Access to the lodge is an adventure in itself! After borrowing rain boots from the office in Puerto Maldonado, it is 25 minutes by motorized dugout down the Madre de Dios River to the trailhead into Lake Sandoval. At this point you walk (or ride a specially built rickshaw) two miles on a flat, wide and sometimes-muddy rainforest trail to a flooded forest of 100-foot-tall Mauritia palms. Here you board small paddle canoes to glide 220 yards through a narrow channel in the jungle that opens onto the scenic Sandoval Lake. You transfer to a larger canoe that takes you across the lake to the dock of the lodge from which it is a short, steep walk up a long stairway to the reception area 100 feet above the lake level. Luggage is transported for you during the entry and exit process, but you are requested to pack light.

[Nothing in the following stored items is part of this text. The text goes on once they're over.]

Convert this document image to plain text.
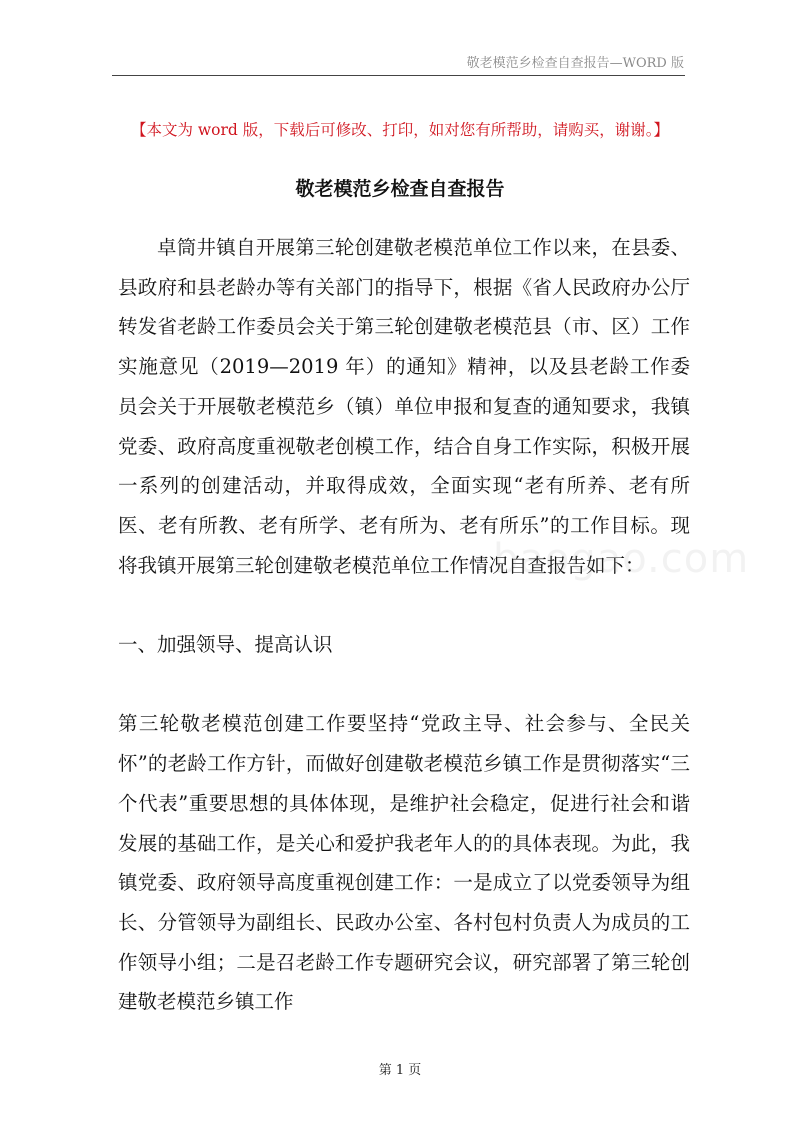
敬老模范乡检查自查报告—WORD 版
【本文为 word 版，下载后可修改、打印，如对您有所帮助，请购买，谢谢。】
敬老模范乡检查自查报告

卓筒井镇自开展第三轮创建敬老模范单位工作以来，在县委、县政府和县老龄办等有关部门的指导下，根据《省人民政府办公厅转发省老龄工作委员会关于第三轮创建敬老模范县（市、区）工作实施意见（2019—2019 年）的通知》精神，以及县老龄工作委员会关于开展敬老模范乡（镇）单位申报和复查的通知要求，我镇党委、政府高度重视敬老创模工作，结合自身工作实际，积极开展一系列的创建活动，并取得成效，全面实现“老有所养、老有所医、老有所教、老有所学、老有所为、老有所乐”的工作目标。现将我镇开展第三轮创建敬老模范单位工作情况自查报告如下：

一、加强领导、提高认识

第三轮敬老模范创建工作要坚持“党政主导、社会参与、全民关怀”的老龄工作方针，而做好创建敬老模范乡镇工作是贯彻落实“三个代表”重要思想的具体体现，是维护社会稳定，促进行社会和谐发展的基础工作，是关心和爱护我老年人的的具体表现。为此，我镇党委、政府领导高度重视创建工作：一是成立了以党委领导为组长、分管领导为副组长、民政办公室、各村包村负责人为成员的工作领导小组；二是召老龄工作专题研究会议，研究部署了第三轮创建敬老模范乡镇工作

baogao.com
第 1 页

Compared to other lodges, lake excursions form a large part of a visit to Sandoval Lake Lodge, although during your stay you also hike on some of the 15 miles of rainforest trails in the area. Resident naturalist guides explain the ecology and natural history of the area and bring the rainforest alive. Most of your explorations from the lodge are aboard specially built paddle catamarans at dawn and dusk with expert naturalist guides. Guests usually see Black Caiman, Paichis (huge Amazonian fish that can grow up to 10-feet long), colonies of prehistoric-looking Hoatzin birds, plenty of other lakeside birdlife, and six species of monkey including groups of up to 100 Bolivian Squirrel Monkeys who forage in the lakeside vegetation. Large groups of Red-bellied macaws usually swirl overhead or can be seen nesting in palm trees. And after dark, guests can experience the nocturnal life of the lake beneath a star-filled sky. Sandoval Lake has one of the largest populations of the endangered Giant Otter in southeastern Peru. The resident naturalist guides at the lodge are familiar with the daily movements of the otters and lead catamaran excursions that usually result in prime otter sightings. Guidelines are carefully followed to avoid disturbance and on occasion the otters fish in parts of the lake that are inaccessible to the catamarans, so viewing may not be possible.